Google has just unveiled its Jima 3. It will be able to get the same results near the Dispesic using just a GPU. Practical to run AI locally on a mobile.
“Who says better?” In the game of? The actor of the “tech”iaia The most dynamic right now. Earlier in the year, the Dipic AI shook American tanners in this sector with its IA as much as it is violent in the needs of the resources. Today, GoogleGoogle It seems that the answer is thinking that its latest open source model is close to JEMA 3 R1 DepressicDepressic Define only one part of its computing power.
According to Google, only one H100 NVIDIA GPU chip for JEMA 3 will be necessary that R1’s performance will be almost. Could reach According to Google, equal results will use 32 of these CPUs as the latter. In its blog note, the Internet takes the opportunity to highlight its TPU chip (processing unit processing unit. TenseTense ) It can be used on its model to achieve performance like NVIDIA GPU. It should be noted that the number of GPUs indicated in comparison by Google is based on its own estimates. For example, the Dippic AI does not use H100 GPU, but uses very little powerful H800 chips.
A smartphone model
But with JEMA 3, Google specifically tries to show that its model can be exploited directly by user terminals, rather than that By In terms of the number of data centers parameters, there are four different structures in the Jima 3 code, of which 1 billion, 4 billion, 12 billion and 27 billion. Compared to what is currently being done, these are very few parameters. In this way, DPCAC also manages 671 billion parameters. It is certainly possible to reduce this number by 37 billion by disabled parts of the network.

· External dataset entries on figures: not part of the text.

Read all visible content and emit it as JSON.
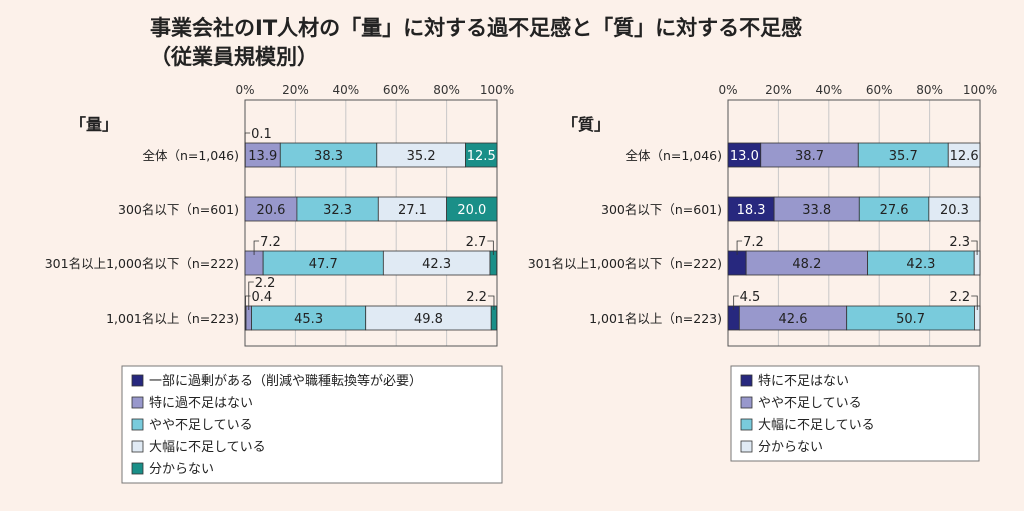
{
  "title_line1": "事業会社のIT人材の「量」に対する過不足感と「質」に対する不足感",
  "title_line2": "（従業員規模別）",
  "chart_data": [
    {
      "type": "bar",
      "orientation": "horizontal-stacked-100",
      "title": "「量」",
      "xticks": [
        "0%",
        "20%",
        "40%",
        "60%",
        "80%",
        "100%"
      ],
      "xlim": [
        0,
        100
      ],
      "grid": true,
      "categories": [
        "全体（n=1,046)",
        "300名以下（n=601)",
        "301名以上1,000名以下（n=222)",
        "1,001名以上（n=223)"
      ],
      "series": [
        {
          "name": "一部に過剰がある（削減や職種転換等が必要）",
          "color": "#27287e",
          "values": [
            0.1,
            0.0,
            0.0,
            0.4
          ]
        },
        {
          "name": "特に過不足はない",
          "color": "#9898cc",
          "values": [
            13.9,
            20.6,
            7.2,
            2.2
          ]
        },
        {
          "name": "やや不足している",
          "color": "#79cbdc",
          "values": [
            38.3,
            32.3,
            47.7,
            45.3
          ]
        },
        {
          "name": "大幅に不足している",
          "color": "#e0eaf4",
          "values": [
            35.2,
            27.1,
            42.3,
            49.8
          ]
        },
        {
          "name": "分からない",
          "color": "#1a8f88",
          "values": [
            12.5,
            20.0,
            2.7,
            2.2
          ]
        }
      ],
      "legend_position": "bottom"
    },
    {
      "type": "bar",
      "orientation": "horizontal-stacked-100",
      "title": "「質」",
      "xticks": [
        "0%",
        "20%",
        "40%",
        "60%",
        "80%",
        "100%"
      ],
      "xlim": [
        0,
        100
      ],
      "grid": true,
      "categories": [
        "全体（n=1,046)",
        "300名以下（n=601)",
        "301名以上1,000名以下（n=222)",
        "1,001名以上（n=223)"
      ],
      "series": [
        {
          "name": "特に不足はない",
          "color": "#27287e",
          "values": [
            13.0,
            18.3,
            7.2,
            4.5
          ]
        },
        {
          "name": "やや不足している",
          "color": "#9898cc",
          "values": [
            38.7,
            33.8,
            48.2,
            42.6
          ]
        },
        {
          "name": "大幅に不足している",
          "color": "#79cbdc",
          "values": [
            35.7,
            27.6,
            42.3,
            50.7
          ]
        },
        {
          "name": "分からない",
          "color": "#e0eaf4",
          "values": [
            12.6,
            20.3,
            2.3,
            2.2
          ]
        }
      ],
      "legend_position": "bottom"
    }
  ]
}
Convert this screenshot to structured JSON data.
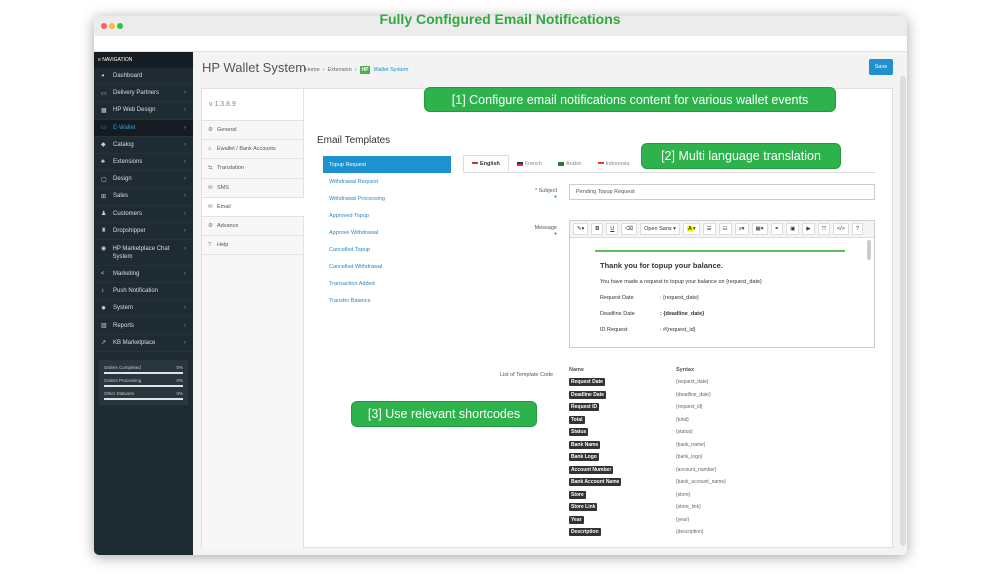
{
  "headline": "Fully Configured Email Notifications",
  "nav": {
    "header": "≡ NAVIGATION",
    "items": [
      {
        "label": "Dashboard",
        "icon": "dashboard-icon",
        "glyph": "◕",
        "chev": false
      },
      {
        "label": "Delivery Partners",
        "icon": "card-icon",
        "glyph": "▭",
        "chev": true
      },
      {
        "label": "HP Web Design",
        "icon": "windows-icon",
        "glyph": "▦",
        "chev": true
      },
      {
        "label": "E-Wallet",
        "icon": "wallet-icon",
        "glyph": "▭",
        "chev": true,
        "active": true
      },
      {
        "label": "Catalog",
        "icon": "tags-icon",
        "glyph": "◆",
        "chev": true
      },
      {
        "label": "Extensions",
        "icon": "puzzle-icon",
        "glyph": "♣",
        "chev": true
      },
      {
        "label": "Design",
        "icon": "desktop-icon",
        "glyph": "▢",
        "chev": true
      },
      {
        "label": "Sales",
        "icon": "cart-icon",
        "glyph": "⊞",
        "chev": true
      },
      {
        "label": "Customers",
        "icon": "user-icon",
        "glyph": "♟",
        "chev": true
      },
      {
        "label": "Dropshipper",
        "icon": "users-icon",
        "glyph": "♜",
        "chev": true
      },
      {
        "label": "HP Marketplace Chat System",
        "icon": "chat-icon",
        "glyph": "◉",
        "chev": true,
        "tall": true
      },
      {
        "label": "Marketing",
        "icon": "share-icon",
        "glyph": "<",
        "chev": true
      },
      {
        "label": "Push Notification",
        "icon": "bell-icon",
        "glyph": "♪",
        "chev": false
      },
      {
        "label": "System",
        "icon": "gear-icon",
        "glyph": "✹",
        "chev": true
      },
      {
        "label": "Reports",
        "icon": "bar-chart-icon",
        "glyph": "▥",
        "chev": true
      },
      {
        "label": "KB Marketplace",
        "icon": "line-chart-icon",
        "glyph": "↗",
        "chev": true
      }
    ],
    "stats": [
      {
        "label": "Orders Completed",
        "value": "0%"
      },
      {
        "label": "Orders Processing",
        "value": "0%"
      },
      {
        "label": "Other Statuses",
        "value": "0%"
      }
    ]
  },
  "page": {
    "title": "HP Wallet System",
    "breadcrumb": [
      "Home",
      "Extension"
    ],
    "badge": "HP",
    "current": "Wallet System",
    "save": "Save"
  },
  "version": "v 1.3.8.9",
  "vtabs": [
    {
      "label": "General",
      "glyph": "⚙",
      "icon": "gear-icon"
    },
    {
      "label": "Ewallet / Bank Accounts",
      "glyph": "⌂",
      "icon": "bank-icon"
    },
    {
      "label": "Translation",
      "glyph": "⇆",
      "icon": "translate-icon"
    },
    {
      "label": "SMS",
      "glyph": "✉",
      "icon": "envelope-icon"
    },
    {
      "label": "Email",
      "glyph": "✉",
      "icon": "envelope-icon",
      "active": true
    },
    {
      "label": "Advance",
      "glyph": "⚙",
      "icon": "cogs-icon"
    },
    {
      "label": "Help",
      "glyph": "?",
      "icon": "help-icon"
    }
  ],
  "callouts": [
    "[1] Configure email notifications content for various wallet events",
    "[2] Multi language translation",
    "[3] Use relevant shortcodes"
  ],
  "templates": {
    "title": "Email Templates",
    "items": [
      "Topup Request",
      "Withdrawal Request",
      "Withdrawal Processing",
      "Approved Topup",
      "Approve Withdrawal",
      "Cancelled Topup",
      "Cancelled Withdrawal",
      "Transaction Added",
      "Transfer Balance"
    ],
    "active": 0
  },
  "languages": [
    {
      "label": "English",
      "active": true
    },
    {
      "label": "French"
    },
    {
      "label": "Arabic"
    },
    {
      "label": "Indonesia"
    }
  ],
  "form": {
    "subject_label": "Subject",
    "subject_value": "Pending Topup Request",
    "message_label": "Message",
    "font": "Open Sans ▾"
  },
  "mail": {
    "heading": "Thank you for topup your balance.",
    "intro": "You have made a request to topup your balance on {request_date}",
    "rows": [
      {
        "k": "Request Date",
        "v": ": {request_date}"
      },
      {
        "k": "Deadline Date",
        "v": ": {deadline_date}"
      },
      {
        "k": "ID Request",
        "v": ": #{request_id}"
      }
    ]
  },
  "codes": {
    "label": "List of Template Code",
    "name_header": "Name",
    "syntax_header": "Syntax",
    "rows": [
      {
        "name": "Request Date",
        "syntax": "{request_date}"
      },
      {
        "name": "Deadline Date",
        "syntax": "{deadline_date}"
      },
      {
        "name": "Request ID",
        "syntax": "{request_id}"
      },
      {
        "name": "Total",
        "syntax": "{total}"
      },
      {
        "name": "Status",
        "syntax": "{status}"
      },
      {
        "name": "Bank Name",
        "syntax": "{bank_name}"
      },
      {
        "name": "Bank Logo",
        "syntax": "{bank_logo}"
      },
      {
        "name": "Account Number",
        "syntax": "{account_number}"
      },
      {
        "name": "Bank Account Name",
        "syntax": "{bank_account_name}"
      },
      {
        "name": "Store",
        "syntax": "{store}"
      },
      {
        "name": "Store Link",
        "syntax": "{store_link}"
      },
      {
        "name": "Year",
        "syntax": "{year}"
      },
      {
        "name": "Description",
        "syntax": "{description}"
      }
    ]
  },
  "colors": {
    "accent": "#1e91cf",
    "callout": "#2db24c",
    "sidebar": "#1f2b33"
  }
}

Google, Google, used AI techniques called “Anti -Anti -” AI technique to limit AI’s weight and make it more efficient. It needs to start with a very large model, so that it can remove its substance with some parameters to enhance the performance of AI. This is exactly what DiPsic has done Chat GPTChat GPT Designing its model. To move forward, it is also important to improve learning firmly. For this, the return of “man” is essential. The results of its results, if Jima 3 is less than the previous models, which is based on a small amount of parameters, which is based on the other “closed” gymnasium model. Thus, in the case of “token”, Jima 3 can accept 128,000 as compared to 8,000 for Jima 2. It can also prepare the text as well as deal with images. Who says better now?